Photographs capturing perspective are two-dimensional images that often illustrate the illusion of depth. Photography utilizes size, environmental context, lighting, textural gradience, and other effects to capture the illusion of depth.[33] Stereoscopes and Viewmasters, as well as 3D films, employ binocular vision by forcing the viewer to see two images created from slightly different positions (points of view). Charles Wheatstone was the first to discuss depth perception being a cue of binocular disparity.[34] He invented the stereoscope, which is an instrument with two eyepieces that displays two photographs of the same location/scene taken at relatively different angles. When observed, separately by each eye, the pairs of images induced a clear sense of depth.[35] By contrast, a telephoto lens—used in televised sports, for example, to zero in on members of a stadium audience—has the opposite effect. The viewer sees the size and detail of the scene as if it were close enough to touch, but the camera's perspective is still derived from its actual position a hundred meters away, so background faces and objects appear about the same size as those in the foreground.

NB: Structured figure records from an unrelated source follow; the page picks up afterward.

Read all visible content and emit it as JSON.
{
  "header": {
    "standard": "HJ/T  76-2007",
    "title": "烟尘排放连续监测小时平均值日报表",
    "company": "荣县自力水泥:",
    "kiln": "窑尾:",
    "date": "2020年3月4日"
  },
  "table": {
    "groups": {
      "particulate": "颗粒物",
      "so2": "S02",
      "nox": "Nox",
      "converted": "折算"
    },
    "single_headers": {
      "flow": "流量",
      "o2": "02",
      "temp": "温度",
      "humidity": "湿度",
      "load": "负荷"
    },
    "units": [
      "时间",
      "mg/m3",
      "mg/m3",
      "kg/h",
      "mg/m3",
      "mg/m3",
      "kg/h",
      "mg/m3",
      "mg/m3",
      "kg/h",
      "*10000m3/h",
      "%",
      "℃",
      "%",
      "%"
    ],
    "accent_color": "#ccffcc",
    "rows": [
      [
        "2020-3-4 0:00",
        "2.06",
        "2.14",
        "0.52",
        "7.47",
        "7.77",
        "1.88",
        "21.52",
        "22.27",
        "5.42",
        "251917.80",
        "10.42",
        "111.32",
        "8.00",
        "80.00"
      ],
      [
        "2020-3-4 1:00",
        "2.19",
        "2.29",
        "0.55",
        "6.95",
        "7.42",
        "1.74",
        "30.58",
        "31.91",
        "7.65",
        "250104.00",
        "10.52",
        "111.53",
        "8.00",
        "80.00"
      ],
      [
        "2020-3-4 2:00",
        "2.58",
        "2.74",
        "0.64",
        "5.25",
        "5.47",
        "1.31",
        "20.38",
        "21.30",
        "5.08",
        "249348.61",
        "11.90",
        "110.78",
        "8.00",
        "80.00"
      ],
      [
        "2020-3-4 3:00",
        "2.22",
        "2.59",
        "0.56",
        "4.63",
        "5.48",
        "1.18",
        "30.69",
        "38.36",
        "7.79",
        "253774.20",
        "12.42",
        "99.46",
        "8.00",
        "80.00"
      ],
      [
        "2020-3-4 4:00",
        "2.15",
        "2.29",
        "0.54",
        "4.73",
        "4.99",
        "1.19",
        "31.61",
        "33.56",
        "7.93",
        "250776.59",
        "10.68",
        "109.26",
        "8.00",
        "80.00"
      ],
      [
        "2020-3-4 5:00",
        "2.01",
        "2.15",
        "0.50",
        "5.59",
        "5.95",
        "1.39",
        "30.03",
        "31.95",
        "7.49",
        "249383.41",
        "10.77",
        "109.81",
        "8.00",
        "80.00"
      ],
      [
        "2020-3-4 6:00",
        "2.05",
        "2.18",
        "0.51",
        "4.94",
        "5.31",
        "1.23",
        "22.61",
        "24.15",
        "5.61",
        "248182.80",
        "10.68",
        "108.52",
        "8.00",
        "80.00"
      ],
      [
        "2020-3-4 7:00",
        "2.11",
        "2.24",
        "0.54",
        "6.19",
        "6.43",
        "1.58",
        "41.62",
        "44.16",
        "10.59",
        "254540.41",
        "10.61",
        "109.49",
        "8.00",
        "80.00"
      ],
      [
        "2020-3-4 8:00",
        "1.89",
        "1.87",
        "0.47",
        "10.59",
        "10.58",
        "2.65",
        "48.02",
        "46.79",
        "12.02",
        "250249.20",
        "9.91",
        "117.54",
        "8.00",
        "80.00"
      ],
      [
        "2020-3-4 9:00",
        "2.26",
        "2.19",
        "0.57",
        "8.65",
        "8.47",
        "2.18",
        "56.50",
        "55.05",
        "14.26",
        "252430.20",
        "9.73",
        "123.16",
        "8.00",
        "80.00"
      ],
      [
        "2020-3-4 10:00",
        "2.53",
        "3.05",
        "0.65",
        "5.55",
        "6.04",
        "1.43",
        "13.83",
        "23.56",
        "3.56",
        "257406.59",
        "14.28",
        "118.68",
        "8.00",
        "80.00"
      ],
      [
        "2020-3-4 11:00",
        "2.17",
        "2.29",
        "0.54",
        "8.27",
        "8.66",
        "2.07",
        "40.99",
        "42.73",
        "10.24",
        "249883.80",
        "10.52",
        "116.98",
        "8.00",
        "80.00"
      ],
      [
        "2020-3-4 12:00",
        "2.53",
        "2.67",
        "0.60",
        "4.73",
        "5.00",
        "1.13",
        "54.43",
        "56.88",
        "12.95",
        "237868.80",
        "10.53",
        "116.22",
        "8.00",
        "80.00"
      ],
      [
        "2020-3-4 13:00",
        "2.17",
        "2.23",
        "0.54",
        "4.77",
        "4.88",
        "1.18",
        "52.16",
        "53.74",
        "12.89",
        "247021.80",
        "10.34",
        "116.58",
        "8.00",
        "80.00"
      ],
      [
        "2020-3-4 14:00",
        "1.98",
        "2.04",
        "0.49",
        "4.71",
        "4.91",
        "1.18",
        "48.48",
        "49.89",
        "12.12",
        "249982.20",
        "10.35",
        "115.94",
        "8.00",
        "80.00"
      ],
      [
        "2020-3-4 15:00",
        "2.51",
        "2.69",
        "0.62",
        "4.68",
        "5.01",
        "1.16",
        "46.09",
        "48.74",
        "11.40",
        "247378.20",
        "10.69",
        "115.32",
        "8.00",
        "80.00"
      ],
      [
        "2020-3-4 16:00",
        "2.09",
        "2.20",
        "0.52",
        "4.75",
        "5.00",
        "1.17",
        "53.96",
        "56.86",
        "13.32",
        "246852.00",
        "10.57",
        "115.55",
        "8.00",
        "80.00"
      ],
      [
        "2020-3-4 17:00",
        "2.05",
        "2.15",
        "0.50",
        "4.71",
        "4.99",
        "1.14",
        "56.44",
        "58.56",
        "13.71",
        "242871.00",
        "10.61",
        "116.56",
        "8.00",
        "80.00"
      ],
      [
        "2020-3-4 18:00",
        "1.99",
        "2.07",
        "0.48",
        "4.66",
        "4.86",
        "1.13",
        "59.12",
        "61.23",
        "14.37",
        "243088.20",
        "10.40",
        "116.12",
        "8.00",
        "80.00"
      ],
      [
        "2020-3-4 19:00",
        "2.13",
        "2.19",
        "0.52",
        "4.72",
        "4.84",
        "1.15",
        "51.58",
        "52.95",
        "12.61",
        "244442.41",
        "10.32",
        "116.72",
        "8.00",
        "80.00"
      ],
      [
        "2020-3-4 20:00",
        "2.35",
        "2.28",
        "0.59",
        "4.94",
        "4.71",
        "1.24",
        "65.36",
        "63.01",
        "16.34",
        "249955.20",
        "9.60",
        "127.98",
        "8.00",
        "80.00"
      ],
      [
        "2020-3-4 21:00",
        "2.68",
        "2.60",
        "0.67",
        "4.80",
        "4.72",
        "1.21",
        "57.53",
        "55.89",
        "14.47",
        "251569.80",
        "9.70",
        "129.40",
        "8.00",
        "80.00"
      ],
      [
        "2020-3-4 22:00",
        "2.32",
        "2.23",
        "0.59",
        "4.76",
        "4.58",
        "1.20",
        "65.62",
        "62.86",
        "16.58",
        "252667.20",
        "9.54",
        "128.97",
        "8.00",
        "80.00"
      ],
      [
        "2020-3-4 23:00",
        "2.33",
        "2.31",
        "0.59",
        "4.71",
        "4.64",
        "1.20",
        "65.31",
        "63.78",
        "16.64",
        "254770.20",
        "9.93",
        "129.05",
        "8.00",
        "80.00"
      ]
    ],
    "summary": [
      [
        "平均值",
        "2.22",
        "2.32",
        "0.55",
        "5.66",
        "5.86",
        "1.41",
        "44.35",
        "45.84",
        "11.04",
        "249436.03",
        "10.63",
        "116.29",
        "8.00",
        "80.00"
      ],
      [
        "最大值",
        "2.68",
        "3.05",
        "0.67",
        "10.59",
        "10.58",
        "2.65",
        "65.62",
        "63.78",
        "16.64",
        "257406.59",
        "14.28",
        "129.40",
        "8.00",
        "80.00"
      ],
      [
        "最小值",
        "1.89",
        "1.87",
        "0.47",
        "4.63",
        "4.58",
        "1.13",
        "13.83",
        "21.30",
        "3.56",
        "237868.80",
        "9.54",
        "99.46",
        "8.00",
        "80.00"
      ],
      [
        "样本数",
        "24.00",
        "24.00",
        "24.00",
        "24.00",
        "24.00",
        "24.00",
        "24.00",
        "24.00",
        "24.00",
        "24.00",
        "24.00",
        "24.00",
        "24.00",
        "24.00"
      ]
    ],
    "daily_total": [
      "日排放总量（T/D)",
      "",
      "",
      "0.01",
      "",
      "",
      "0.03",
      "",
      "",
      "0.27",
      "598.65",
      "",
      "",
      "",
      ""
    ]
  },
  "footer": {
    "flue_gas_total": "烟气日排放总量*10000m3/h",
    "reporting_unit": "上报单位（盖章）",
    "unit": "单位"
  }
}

Trained artists are keenly aware of the various methods for indicating spatial depth (color shading, distance fog, perspective and relative size), and take advantage of them to make their works appear "real". The viewer feels it would be possible to reach in and grab the nose of a Rembrandt portrait or an apple in a Cézanne still life—or step inside a landscape and walk around among its trees and rocks.
Cubism was based on the idea of incorporating multiple points of view in a painted image, as if to simulate the visual experience of being physically in the presence of the subject, and seeing it from different angles. The radical experiments of Georges Braque, Pablo Picasso, Jean Metzinger's Nu à la cheminée,[36] Albert Gleizes's La Femme aux Phlox,[37] [38] or Robert Delaunay's views of the Eiffel Tower,[39] [40] employ the explosive angularity of Cubism to exaggerate the traditional illusion of three-dimensional space. The subtle use of multiple points of view can be found in the pioneering late work of Cézanne, which both anticipated and inspired the first actual Cubists. Cézanne's landscapes and still lives powerfully suggest the artist's own highly developed depth perception. At the same time, like the other Post-Impressionists, Cézanne had learned from Japanese art the significance of respecting the flat (two-dimensional) rectangle of the picture itself; Hokusai and Hiroshige ignored or even reversed linear perspective and thereby remind the viewer that a picture can only be "true" when it acknowledges the truth of its own flat surface. By contrast, European "academic" painting was devoted to a sort of Big Lie that the surface of the canvas is only an enchanted doorway to a "real" scene unfolding beyond, and that the artist's main task is to distract the viewer from any disenchanting awareness of the presence of the painted canvas. Cubism, and indeed most of modern art is an attempt to confront, if not resolve, the paradox of suggesting spatial depth on a flat surface, and explore that inherent contradiction through innovative ways of seeing, as well as new methods of drawing and painting.
In robotics and computer vision, depth perception is often achieved using sensors such as RGBD cameras.[41]